Declining aerosols in RCP4.5
Assessing the effects of declining aerosols in RCP4.5
All the Representative Concentration Pathways (RCPs) include declining aerosol emissions during the 21st century, but the effects of these declines on climate projections have had little attention.
We compare two projections for 2006−2100 using the CSIRO-Mk3.6 model. One (RCP45) follows the usual RCP4.5; the other (RCP45A2005) has identical forcing, except that anthropogenic aerosols are fixed at 2005 levels. The global-mean surface warming in RCP45 is 2.3°C per 95 years, of which almost half (1.1°C) is caused by declining aerosols. The warming due to declining aerosols is almost twice as strong in the Northern Hemisphere (NH) as in the Southern Hemisphere (SH).

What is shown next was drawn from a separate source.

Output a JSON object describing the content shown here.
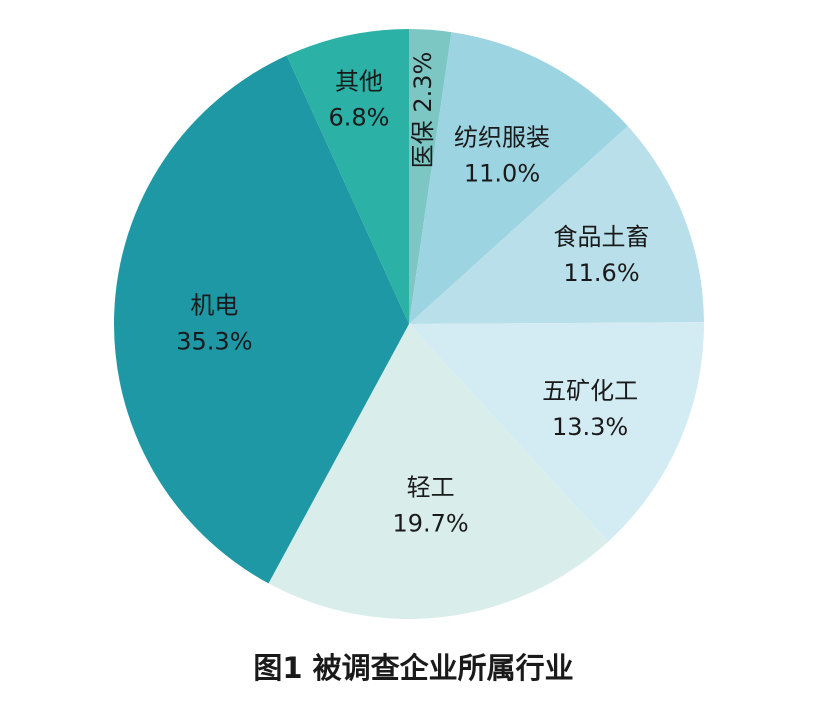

This warming contrast alters the Hadley circulation, with a trend of increasing ascent (subsidence) in the NH (SH).
For precipitation changes, the effects of declining aerosols are larger than those of increasing greenhouse gases due to decreasing atmospheric absorption by black carbon: 63% of the projected global-mean precipitation increase of 0.16 mm per day is caused by declining aerosols.
The global-mean aerosol effective radiative forcing (ERF, including indirect effects) in CSIRO-Mk3.6 is −1.4 W m−2 in 2000 relative to 1850. This is stronger than the average of other CMIP5 models, which raises the question of whether the effects of declining aerosols are also substantial in other models.
Comparing 13 CMIP5 models, we find a correlation of −0.54 (significant at 5%) between aerosol ERF in 2000 and projected global-mean surface warming in RCP4.5; thus, models that have more negative aerosol ERF in the present climate tend to project stronger warming during 2006−2100.
These results suggest that aerosol forcing substantially modulates projected climate response in RCP4.5. Further, single-forcing simulations, which are most often used for detection and attribution of historical climate change, can be a valuable tool for understanding climate projections.